The plan was generally praised by business and environmental groups. But with officials having projected that over 800,000 city residents would live in 100-year flood zones by the 2050s, more than double the number currently at such risk, some experts questioned whether more consideration needed to be given to evacuating some areas of the city.
"I think that the mayor's plan is great," said Robert S. Young, director of the Program for the Study of Developed Shorelines at Western Carolina University. "I really appreciate the fact that he acknowledges the problem and understands climate change and the fact that we need to prepare for it. But everyone needs to understand that you can't guarantee protection for infrastructure that is in vulnerable locations, no matter how much money you throw at the problem." (NEW YORK TIMES)

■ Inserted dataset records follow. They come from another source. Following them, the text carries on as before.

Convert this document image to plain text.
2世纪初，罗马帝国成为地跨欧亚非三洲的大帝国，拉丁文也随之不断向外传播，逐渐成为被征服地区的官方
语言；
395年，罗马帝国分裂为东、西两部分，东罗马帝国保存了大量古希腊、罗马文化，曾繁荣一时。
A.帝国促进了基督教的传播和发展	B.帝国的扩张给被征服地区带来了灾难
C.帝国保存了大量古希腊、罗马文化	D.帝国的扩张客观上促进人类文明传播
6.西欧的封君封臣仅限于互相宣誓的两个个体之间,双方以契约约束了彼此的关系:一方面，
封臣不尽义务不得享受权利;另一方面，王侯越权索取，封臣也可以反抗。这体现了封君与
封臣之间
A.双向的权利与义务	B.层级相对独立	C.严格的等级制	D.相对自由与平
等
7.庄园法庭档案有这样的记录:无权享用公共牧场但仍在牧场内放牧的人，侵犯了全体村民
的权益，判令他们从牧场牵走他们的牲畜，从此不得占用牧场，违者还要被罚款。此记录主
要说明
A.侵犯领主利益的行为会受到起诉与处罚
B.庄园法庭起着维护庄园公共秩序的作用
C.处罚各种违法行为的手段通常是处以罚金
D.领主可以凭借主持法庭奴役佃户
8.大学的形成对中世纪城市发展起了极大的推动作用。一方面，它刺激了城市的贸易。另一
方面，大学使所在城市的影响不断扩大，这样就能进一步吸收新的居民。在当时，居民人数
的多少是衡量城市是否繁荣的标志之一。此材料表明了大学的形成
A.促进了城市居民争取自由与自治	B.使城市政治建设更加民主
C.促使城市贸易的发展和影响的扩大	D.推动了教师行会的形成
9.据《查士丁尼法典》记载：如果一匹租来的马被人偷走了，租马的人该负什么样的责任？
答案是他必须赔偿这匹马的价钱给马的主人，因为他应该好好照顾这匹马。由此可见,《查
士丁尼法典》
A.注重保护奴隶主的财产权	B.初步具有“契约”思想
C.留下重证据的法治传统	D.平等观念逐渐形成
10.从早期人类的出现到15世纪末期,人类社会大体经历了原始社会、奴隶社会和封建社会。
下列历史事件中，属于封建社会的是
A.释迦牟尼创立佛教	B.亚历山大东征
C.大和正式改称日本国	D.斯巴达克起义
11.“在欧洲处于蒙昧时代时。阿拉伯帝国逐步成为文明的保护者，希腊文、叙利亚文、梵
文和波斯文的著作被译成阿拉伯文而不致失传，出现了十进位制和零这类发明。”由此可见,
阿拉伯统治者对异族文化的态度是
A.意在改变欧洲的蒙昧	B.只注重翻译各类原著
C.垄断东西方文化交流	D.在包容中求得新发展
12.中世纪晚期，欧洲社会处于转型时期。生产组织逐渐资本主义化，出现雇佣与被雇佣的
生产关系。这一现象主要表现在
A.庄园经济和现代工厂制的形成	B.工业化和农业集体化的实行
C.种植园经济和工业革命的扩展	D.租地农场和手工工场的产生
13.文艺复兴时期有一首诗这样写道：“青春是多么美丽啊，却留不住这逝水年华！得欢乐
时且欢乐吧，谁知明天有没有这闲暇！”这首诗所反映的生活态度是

US LEADS WORLD IN SHALE OIL PRODUCTION - FOR NOW: The United States is currently the world leader in shale oil production, on pace to produce more than 3 million barrels of shale oil per day within the next few years. But new estimates of the world's potential shale resources by the U.S. Energy Information Administration suggest America could eventually be eclipsed in the shale oil revolution by Russia, China and developing countries like Argentina and Algeria.

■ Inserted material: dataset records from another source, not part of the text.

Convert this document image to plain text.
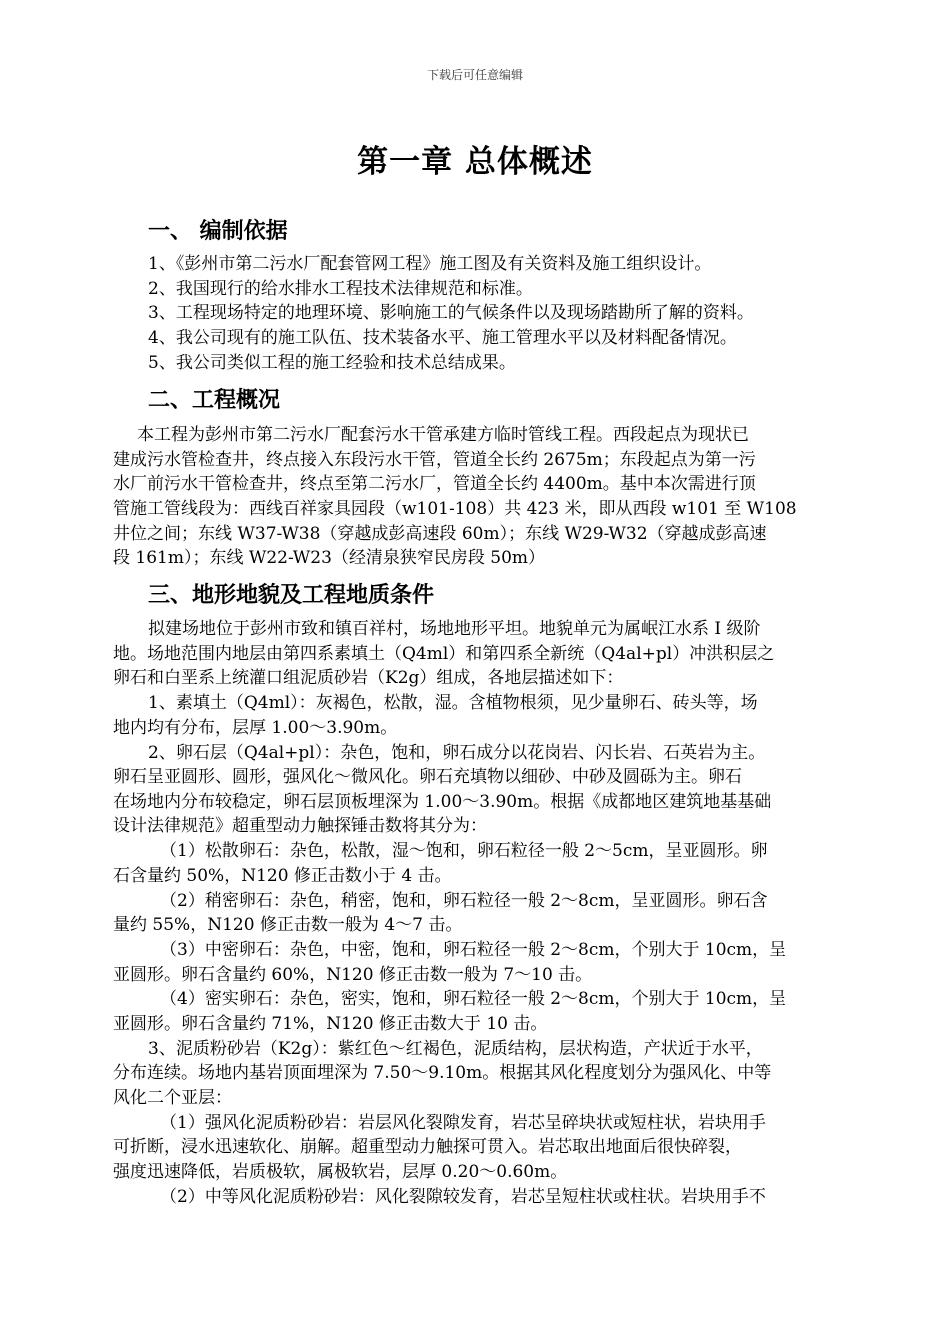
下载后可任意编辑
第一章 总体概述
一、 编制依据
1、《彭州市第二污水厂配套管网工程》施工图及有关资料及施工组织设计。
2、我国现行的给水排水工程技术法律规范和标准。
3、工程现场特定的地理环境、影响施工的气候条件以及现场踏勘所了解的资料。
4、我公司现有的施工队伍、技术装备水平、施工管理水平以及材料配备情况。
5、我公司类似工程的施工经验和技术总结成果。
二、工程概况
本工程为彭州市第二污水厂配套污水干管承建方临时管线工程。西段起点为现状已
建成污水管检查井，终点接入东段污水干管，管道全长约 2675m；东段起点为第一污
水厂前污水干管检查井，终点至第二污水厂，管道全长约 4400m。基中本次需进行顶
管施工管线段为：西线百祥家具园段（w101-108）共 423 米，即从西段 w101 至 W108
井位之间；东线 W37-W38（穿越成彭高速段 60m）；东线 W29-W32（穿越成彭高速
段 161m）；东线 W22-W23（经清泉狭窄民房段 50m）
三、地形地貌及工程地质条件
拟建场地位于彭州市致和镇百祥村，场地地形平坦。地貌单元为属岷江水系 I 级阶
地。场地范围内地层由第四系素填土（Q4ml）和第四系全新统（Q4al+pl）冲洪积层之
卵石和白垩系上统灌口组泥质砂岩（K2g）组成，各地层描述如下：
1、素填土（Q4ml）：灰褐色，松散，湿。含植物根须，见少量卵石、砖头等，场
地内均有分布，层厚 1.00～3.90m。
2、卵石层（Q4al+pl）：杂色，饱和，卵石成分以花岗岩、闪长岩、石英岩为主。
卵石呈亚圆形、圆形，强风化～微风化。卵石充填物以细砂、中砂及圆砾为主。卵石
在场地内分布较稳定，卵石层顶板埋深为 1.00～3.90m。根据《成都地区建筑地基基础
设计法律规范》超重型动力触探锤击数将其分为：
（1）松散卵石：杂色，松散，湿～饱和，卵石粒径一般 2～5cm，呈亚圆形。卵
石含量约 50%，N120 修正击数小于 4 击。
（2）稍密卵石：杂色，稍密，饱和，卵石粒径一般 2～8cm，呈亚圆形。卵石含
量约 55%，N120 修正击数一般为 4～7 击。
（3）中密卵石：杂色，中密，饱和，卵石粒径一般 2～8cm，个别大于 10cm，呈
亚圆形。卵石含量约 60%，N120 修正击数一般为 7～10 击。
（4）密实卵石：杂色，密实，饱和，卵石粒径一般 2～8cm，个别大于 10cm，呈
亚圆形。卵石含量约 71%，N120 修正击数大于 10 击。
3、泥质粉砂岩（K2g）：紫红色～红褐色，泥质结构，层状构造，产状近于水平，
分布连续。场地内基岩顶面埋深为 7.50～9.10m。根据其风化程度划分为强风化、中等
风化二个亚层：
（1）强风化泥质粉砂岩：岩层风化裂隙发育，岩芯呈碎块状或短柱状，岩块用手
可折断，浸水迅速软化、崩解。超重型动力触探可贯入。岩芯取出地面后很快碎裂，
强度迅速降低，岩质极软，属极软岩，层厚 0.20～0.60m。
（2）中等风化泥质粉砂岩：风化裂隙较发育，岩芯呈短柱状或柱状。岩块用手不
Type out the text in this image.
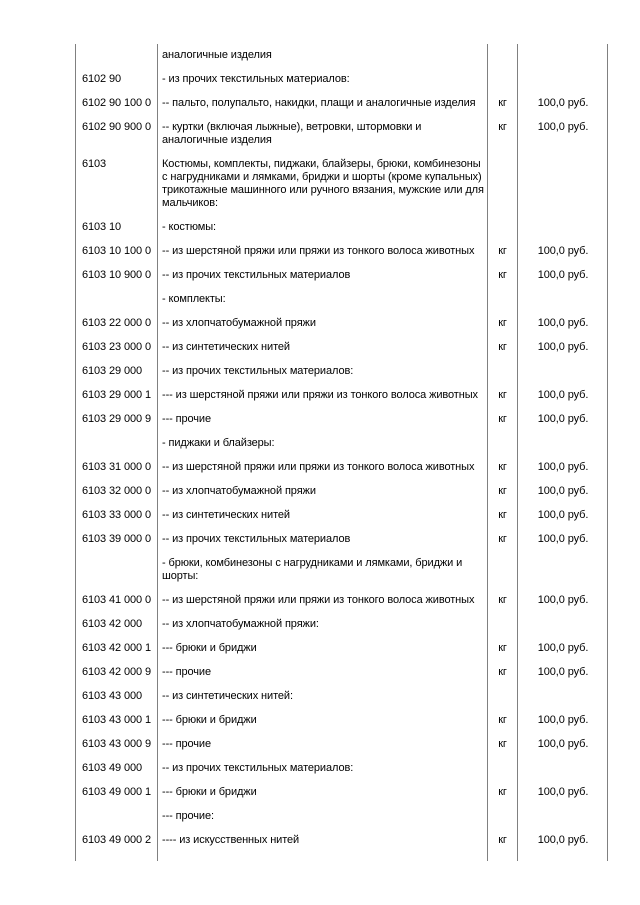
	аналогичные изделия		
6102 90	- из прочих текстильных материалов:		
6102 90 100 0	-- пальто, полупальто, накидки, плащи и аналогичные изделия	кг	100,0 руб.
6102 90 900 0	-- куртки (включая лыжные), ветровки, штормовки и аналогичные изделия	кг	100,0 руб.
6103	Костюмы, комплекты, пиджаки, блайзеры, брюки, комбинезоны с нагрудниками и лямками, бриджи и шорты (кроме купальных) трикотажные машинного или ручного вязания, мужские или для мальчиков:		
6103 10	- костюмы:		
6103 10 100 0	-- из шерстяной пряжи или пряжи из тонкого волоса животных	кг	100,0 руб.
6103 10 900 0	-- из прочих текстильных материалов	кг	100,0 руб.
	- комплекты:		
6103 22 000 0	-- из хлопчатобумажной пряжи	кг	100,0 руб.
6103 23 000 0	-- из синтетических нитей	кг	100,0 руб.
6103 29 000	-- из прочих текстильных материалов:		
6103 29 000 1	--- из шерстяной пряжи или пряжи из тонкого волоса животных	кг	100,0 руб.
6103 29 000 9	--- прочие	кг	100,0 руб.
	- пиджаки и блайзеры:		
6103 31 000 0	-- из шерстяной пряжи или пряжи из тонкого волоса животных	кг	100,0 руб.
6103 32 000 0	-- из хлопчатобумажной пряжи	кг	100,0 руб.
6103 33 000 0	-- из синтетических нитей	кг	100,0 руб.
6103 39 000 0	-- из прочих текстильных материалов	кг	100,0 руб.
	- брюки, комбинезоны с нагрудниками и лямками, бриджи и шорты:		
6103 41 000 0	-- из шерстяной пряжи или пряжи из тонкого волоса животных	кг	100,0 руб.
6103 42 000	-- из хлопчатобумажной пряжи:		
6103 42 000 1	--- брюки и бриджи	кг	100,0 руб.
6103 42 000 9	--- прочие	кг	100,0 руб.
6103 43 000	-- из синтетических нитей:		
6103 43 000 1	--- брюки и бриджи	кг	100,0 руб.
6103 43 000 9	--- прочие	кг	100,0 руб.
6103 49 000	-- из прочих текстильных материалов:		
6103 49 000 1	--- брюки и бриджи	кг	100,0 руб.
	--- прочие:		
6103 49 000 2	---- из искусственных нитей	кг	100,0 руб.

By the agency's reckoning, Russia, already the world's second-largest oil producer from conventional reservoirs, has about 75 billion barrels of shale oil buried in the underground bedrock of Siberia, while the United States has about 58 billion barrels in underground formations extending from New York to Alaska.

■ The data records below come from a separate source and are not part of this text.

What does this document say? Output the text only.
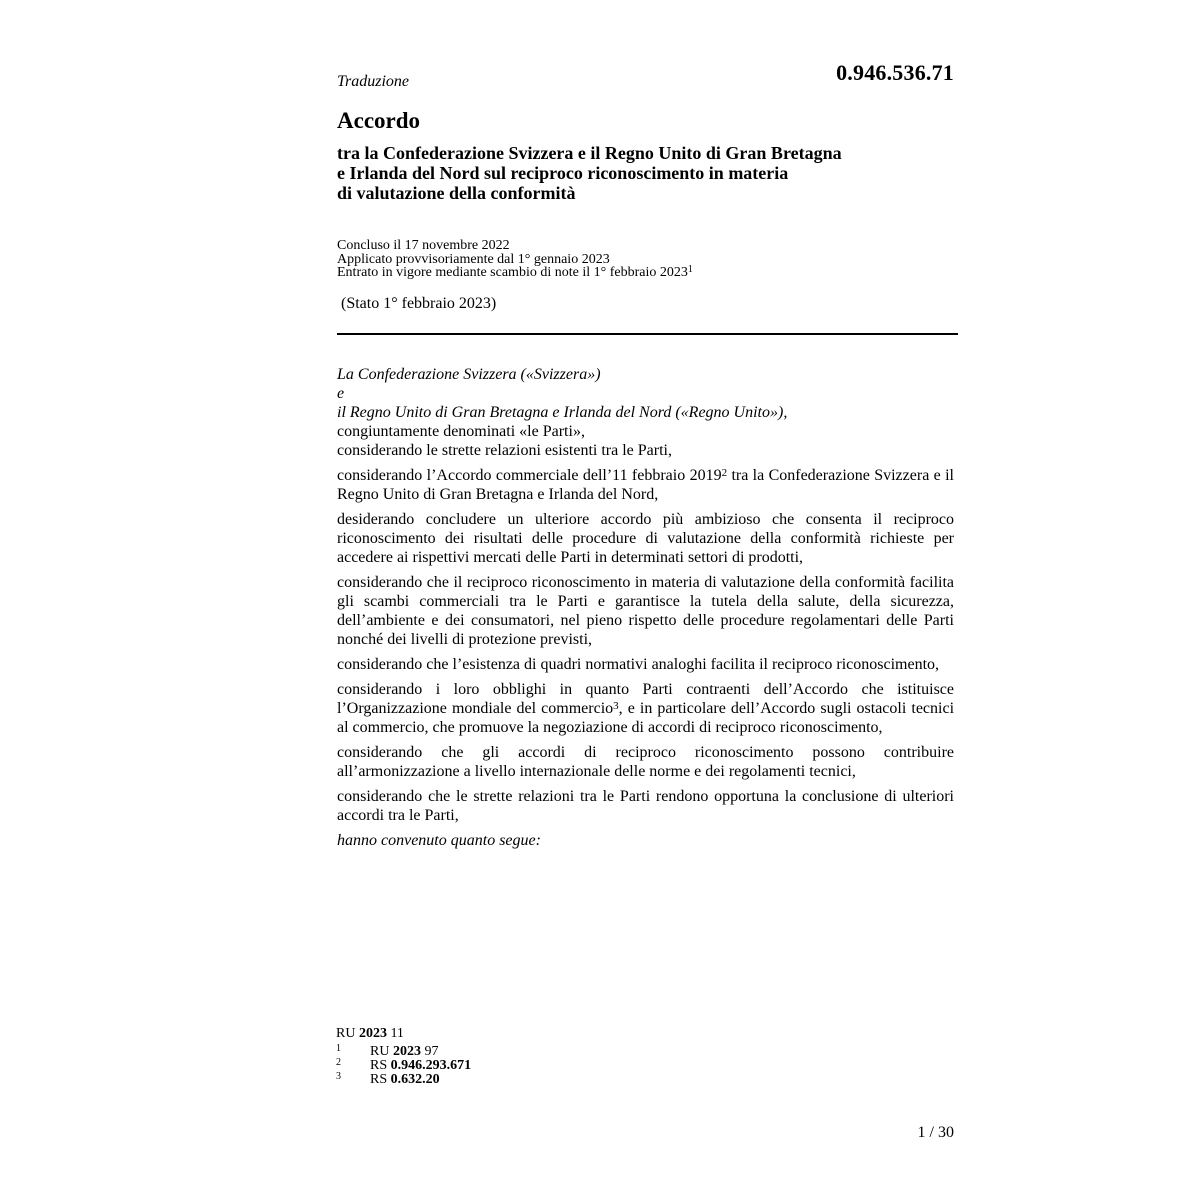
Traduzione	0.946.536.71
Accordo
tra la Confederazione Svizzera e il Regno Unito di Gran Bretagna
e Irlanda del Nord sul reciproco riconoscimento in materia
di valutazione della conformità
Concluso il 17 novembre 2022
Applicato provvisoriamente dal 1° gennaio 2023
Entrato in vigore mediante scambio di note il 1° febbraio 2023$^1$
(Stato 1° febbraio 2023)
La Confederazione Svizzera («Svizzera»)
e
il Regno Unito di Gran Bretagna e Irlanda del Nord («Regno Unito»),
congiuntamente denominati «le Parti»,
considerando le strette relazioni esistenti tra le Parti,
considerando l’Accordo commerciale dell’11 febbraio 2019$^2$ tra la Confederazione Svizzera e il Regno Unito di Gran Bretagna e Irlanda del Nord,
desiderando concludere un ulteriore accordo più ambizioso che consenta il reciproco riconoscimento dei risultati delle procedure di valutazione della conformità richieste per accedere ai rispettivi mercati delle Parti in determinati settori di prodotti,
considerando che il reciproco riconoscimento in materia di valutazione della conformità facilita gli scambi commerciali tra le Parti e garantisce la tutela della salute, della sicurezza, dell’ambiente e dei consumatori, nel pieno rispetto delle procedure regolamentari delle Parti nonché dei livelli di protezione previsti,
considerando che l’esistenza di quadri normativi analoghi facilita il reciproco riconoscimento,
considerando i loro obblighi in quanto Parti contraenti dell’Accordo che istituisce l’Organizzazione mondiale del commercio$^3$, e in particolare dell’Accordo sugli ostacoli tecnici al commercio, che promuove la negoziazione di accordi di reciproco riconoscimento,
considerando che gli accordi di reciproco riconoscimento possono contribuire all’armonizzazione a livello internazionale delle norme e dei regolamenti tecnici,
considerando che le strette relazioni tra le Parti rendono opportuna la conclusione di ulteriori accordi tra le Parti,
hanno convenuto quanto segue:
RU 2023 11
1 RU 2023 97
2 RS 0.946.293.671
3 RS 0.632.20
1 / 30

But America is well ahead of Russia and every other country in exploiting its shale oil resources, with U.S. companies having pioneered the advanced technologies required to extract oil from solid rock. Russia hasn't even determined whether doing so is economically feasible.
"In essence, we will still be the leader as Russia and China don't have the resources for now" to get their shale oil out of the ground, said Jason Schack, marketing support representative at oilfield services company Baker Hughes. (WASHINGTON TIMES)
BUDGETS IN BRIEF: A federal audit revealed that GEORGIA's Labor Department failed to detect and recover millions of dollars in unemployment benefits improperly paid over a three-year period despite the ready availability of a system to cross-check new hires. Over that period, the state overpaid $58.7 million in benefits and recovered just $14.9 million, or 25 percent, of that total (ATHENS BANNER-HERALD). • NEW HAMPSHIRE's GOP-led Senate passed a budget last week that blocks Medicaid expansion, limits an increase in the cigarette tax to 10 cents a pack, increases spending for charter schools and potentially cuts hundreds of state jobs. The Senate's action sets up a showdown with the Democrat-controlled House which passed a spending plan that diverges with the upper chamber's on all of those points (CONCORD MONITOR, STATE NET). • Detroit, MICHIGAN's emergency manager is reportedly close to reaching a deal with at least two secured creditors that could help prevent a municipal bankruptcy filing. But even with the creditor agreements, the city may still have to file for Chapter 9 bankruptcy protection within the next few months (WALL STREET JOURNAL). • CALIFORNIA Gov. Jerry Brown (D) and legislative leaders reached agreement last week on major elements of the state budget, including concurrence on the governor's relatively conservative economic forecast for the year despite a recent surge in the state's tax revenues (SACRAMENTO BEE). • The Federal Emergency Management Agency has denied TEXAS' request for aid to help rebuild the area of West, Texas destroyed by the fertilizer plant explosion in April. In a letter to Gov. Rick Perry (R), FEMA Administrator Craig Fugate said the agency had made payments to individuals affected by the blast, and "the remaining cost for permanent work is within the capabilities of the state and affected local governments" (BLOOMBERG). • WASHINGTON Gov. Jay Inslee (D) convened a cabinet meeting last week to discuss a possible government shutdown if the Legislature fails to pass a budget by June 30 (OREGONLIVE.COM, STATE NET).